Pour Jean-Marc Nollet, l'origine des crises financière, énergétique, sociale et environnementale que nous vivons actuellement est double: la dictature du court terme et l'exploitation effrénée de l'homme et de la nature.

Dans un livre intitulée "Le Green Deal", il formule une série de propositions pour changer ce système et nos comportements dont un vaste plan pour l'isolation des maisons ou la réorientation des fonds de pensions vers l'économie fédérale et régionale.

Le chef de groupe Ecolo à la Chambre reconnaît que son titre qui fait référence au New Deal américain est certes ambitIeux.

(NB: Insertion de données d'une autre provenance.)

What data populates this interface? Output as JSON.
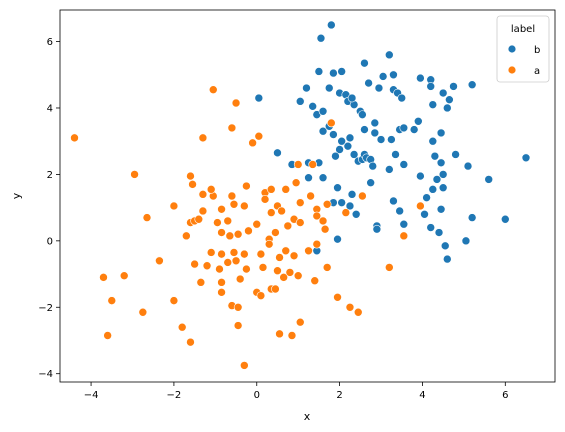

Cette référence n'a d'autre objectif que de donner une idée de l'ampleur des réformes qui seront indispensables, explique-t-il dans son livre.

Jean-Marc Nollet souligne que ce ne sont pas les dysfonctionnements du système qui sont à la base de la crise mais le système lui-même. Le Green Deal, dit-il, est une proposition de rupture avec le "toujours plus" (plus riche, plus grand, plus vite) pour aller vers le "toujours mieux".

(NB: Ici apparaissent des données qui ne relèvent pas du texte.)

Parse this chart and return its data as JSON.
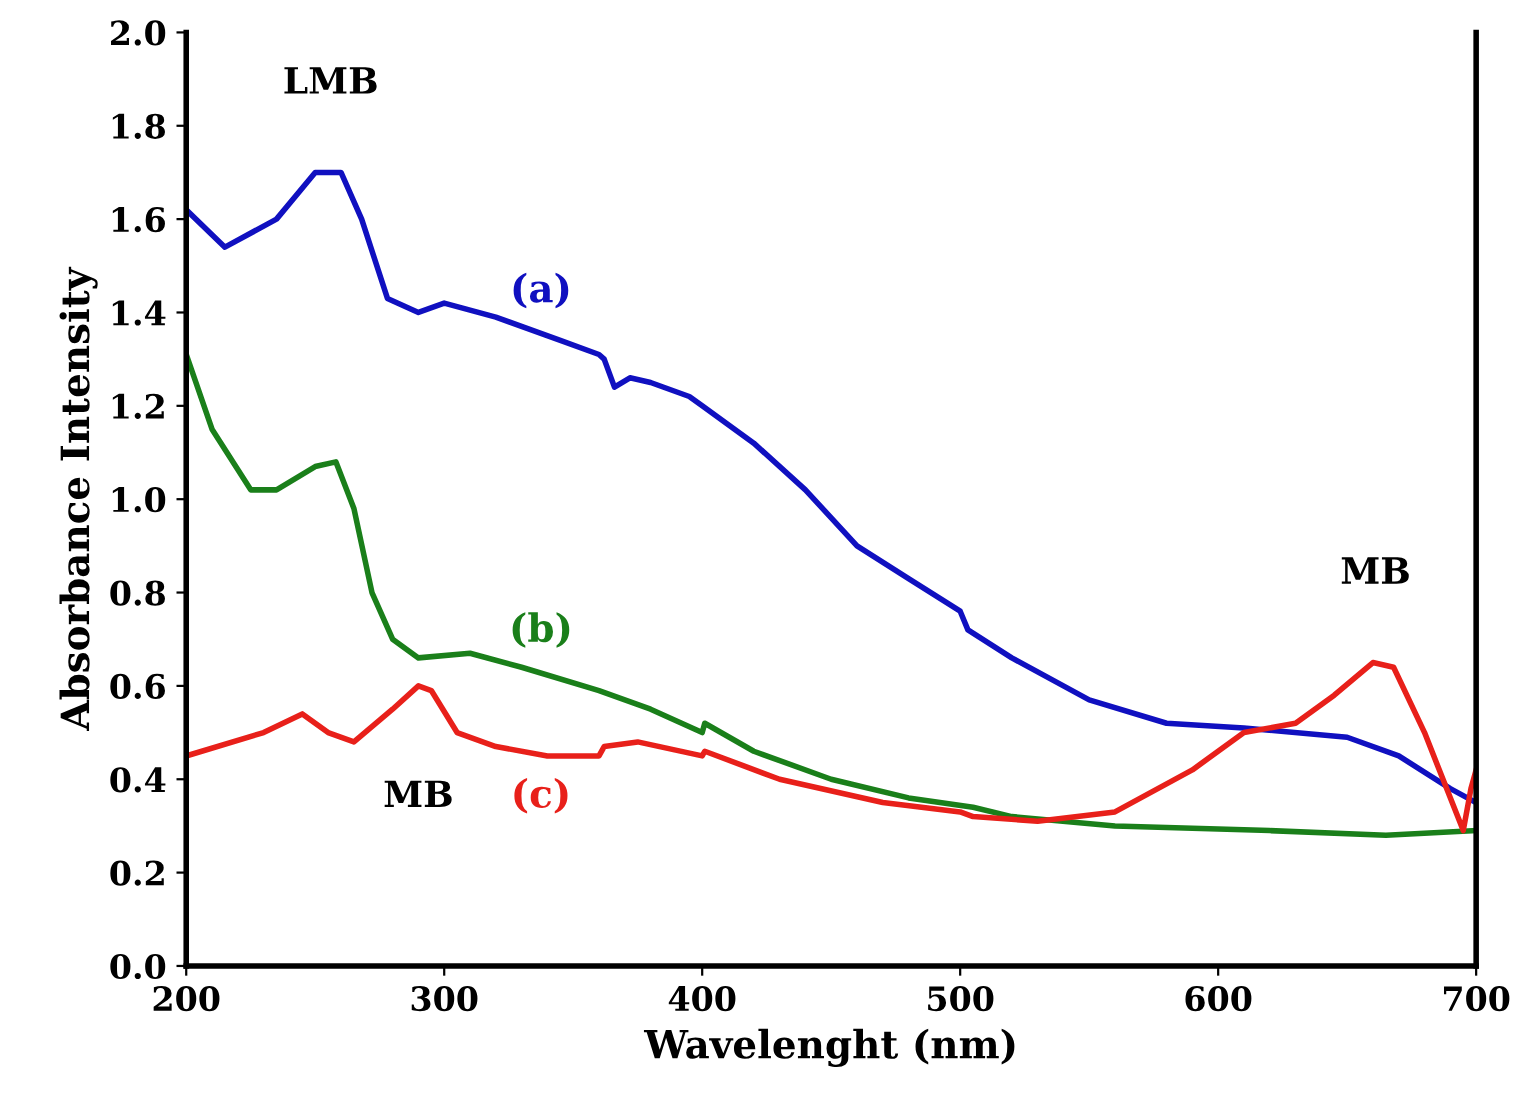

Le compromis historique entre capital et travail doit s'ouvrir à une troisième composante, la nature, dit encore Jean-Marc Nollet.

Concrètement, il formule une série de propositions dont il considère lui-même comme emblématique de sa démarche l'élaboration d'un vaste plan d'isolation des maisons, un domaine dans lequel la Belgique est très en retard.

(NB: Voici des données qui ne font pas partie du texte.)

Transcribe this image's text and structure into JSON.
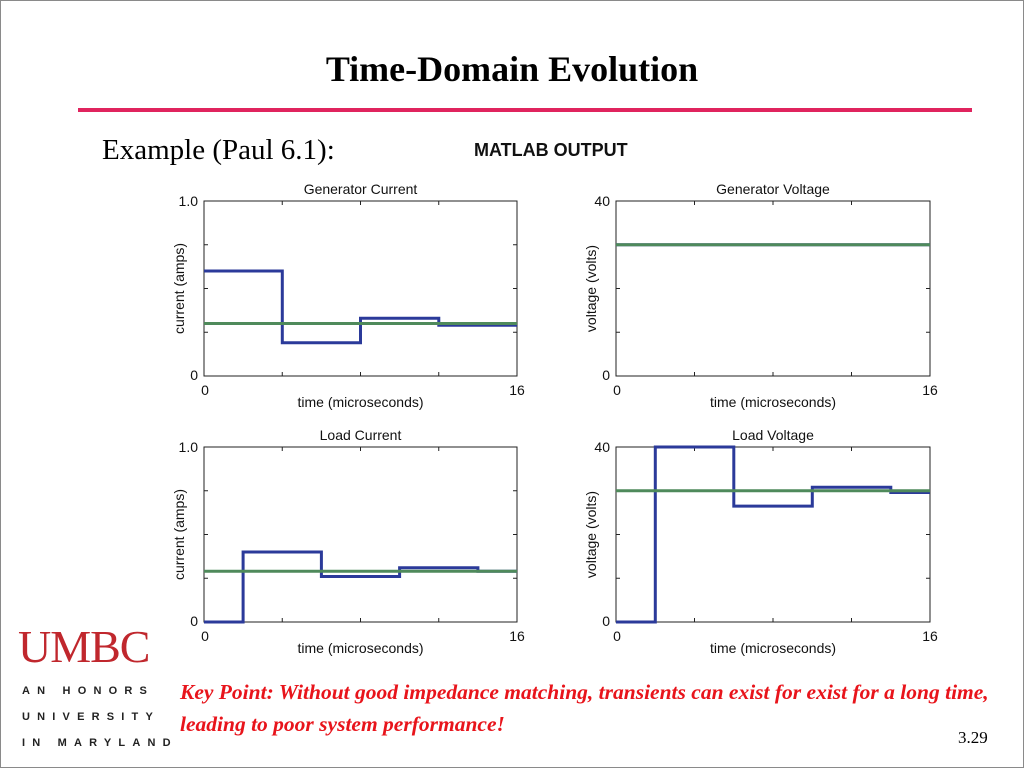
{
  "slide": {
    "title": "Time-Domain Evolution",
    "subtitle": "Example (Paul 6.1):",
    "matlab_label": "MATLAB OUTPUT",
    "key_point": "Key Point:  Without good impedance  matching, transients can exist for exist for a long time, leading to poor system performance!",
    "page_number": "3.29",
    "accent_color": "#e0245e"
  },
  "logo": {
    "name": "UMBC",
    "tagline": [
      "AN HONORS",
      "UNIVERSITY",
      "IN MARYLAND"
    ],
    "color": "#c0272d"
  },
  "chart_data": [
    {
      "type": "line",
      "title": "Generator Current",
      "xlabel": "time (microseconds)",
      "ylabel": "current (amps)",
      "xlim": [
        0,
        16
      ],
      "ylim": [
        0,
        1.0
      ],
      "xtick_labels": [
        "0",
        "16"
      ],
      "ytick_labels": [
        "0",
        "1.0"
      ],
      "series": [
        {
          "color": "#2b3a9a",
          "step": true,
          "x": [
            0,
            4,
            8,
            12,
            16
          ],
          "y": [
            0.6,
            0.19,
            0.33,
            0.29,
            0.29
          ]
        },
        {
          "color": "#4f8a5b",
          "step": false,
          "x": [
            0,
            16
          ],
          "y": [
            0.3,
            0.3
          ]
        }
      ]
    },
    {
      "type": "line",
      "title": "Generator Voltage",
      "xlabel": "time (microseconds)",
      "ylabel": "voltage (volts)",
      "xlim": [
        0,
        16
      ],
      "ylim": [
        0,
        40
      ],
      "xtick_labels": [
        "0",
        "16"
      ],
      "ytick_labels": [
        "0",
        "40"
      ],
      "series": [
        {
          "color": "#2b3a9a",
          "step": true,
          "x": [
            0,
            16
          ],
          "y": [
            30,
            30
          ]
        },
        {
          "color": "#4f8a5b",
          "step": false,
          "x": [
            0,
            16
          ],
          "y": [
            30,
            30
          ]
        }
      ]
    },
    {
      "type": "line",
      "title": "Load Current",
      "xlabel": "time (microseconds)",
      "ylabel": "current (amps)",
      "xlim": [
        0,
        16
      ],
      "ylim": [
        0,
        1.0
      ],
      "xtick_labels": [
        "0",
        "16"
      ],
      "ytick_labels": [
        "0",
        "1.0"
      ],
      "series": [
        {
          "color": "#2b3a9a",
          "step": true,
          "x": [
            0,
            2,
            6,
            10,
            14,
            16
          ],
          "y": [
            0,
            0.4,
            0.26,
            0.31,
            0.29,
            0.29
          ]
        },
        {
          "color": "#4f8a5b",
          "step": false,
          "x": [
            0,
            16
          ],
          "y": [
            0.29,
            0.29
          ]
        }
      ]
    },
    {
      "type": "line",
      "title": "Load Voltage",
      "xlabel": "time (microseconds)",
      "ylabel": "voltage (volts)",
      "xlim": [
        0,
        16
      ],
      "ylim": [
        0,
        40
      ],
      "xtick_labels": [
        "0",
        "16"
      ],
      "ytick_labels": [
        "0",
        "40"
      ],
      "series": [
        {
          "color": "#2b3a9a",
          "step": true,
          "x": [
            0,
            2,
            6,
            10,
            14,
            16
          ],
          "y": [
            0,
            40,
            26.5,
            30.8,
            29.6,
            29.6
          ]
        },
        {
          "color": "#4f8a5b",
          "step": false,
          "x": [
            0,
            16
          ],
          "y": [
            30,
            30
          ]
        }
      ]
    }
  ]
}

Seulement la moitié des maisons ont un toit isolé et seulement 20pc des maisons ont du double vitrage, note-t-il. "A l'heure où le gouvernement a investi 21 milliards pour sauver le secteur financier considérant son action comme un investissement, il peut aussi mettre 4 milliards d'euros dans un plan d'isolation qui ferait en sorte que toutes les habitations seraient isolées d'ici 2020", dit-il.

Jean-Marc Nollet propose aussi qu'on réoriente les placements des fonds de pensions vers l'économie fédérale et régionale à l'image de ce qui se fait au Québec ou que l'on demande au secteur de l'assurance de diversifier ses primes en fonction des performances environnementales.

S'il reconnaît que la première des propositions qu'il met en exergue coûtera à l'Etat, les deux autres ne coûteraient rien et pourraient être un extraordinaire levier pour l'économie, dit-il.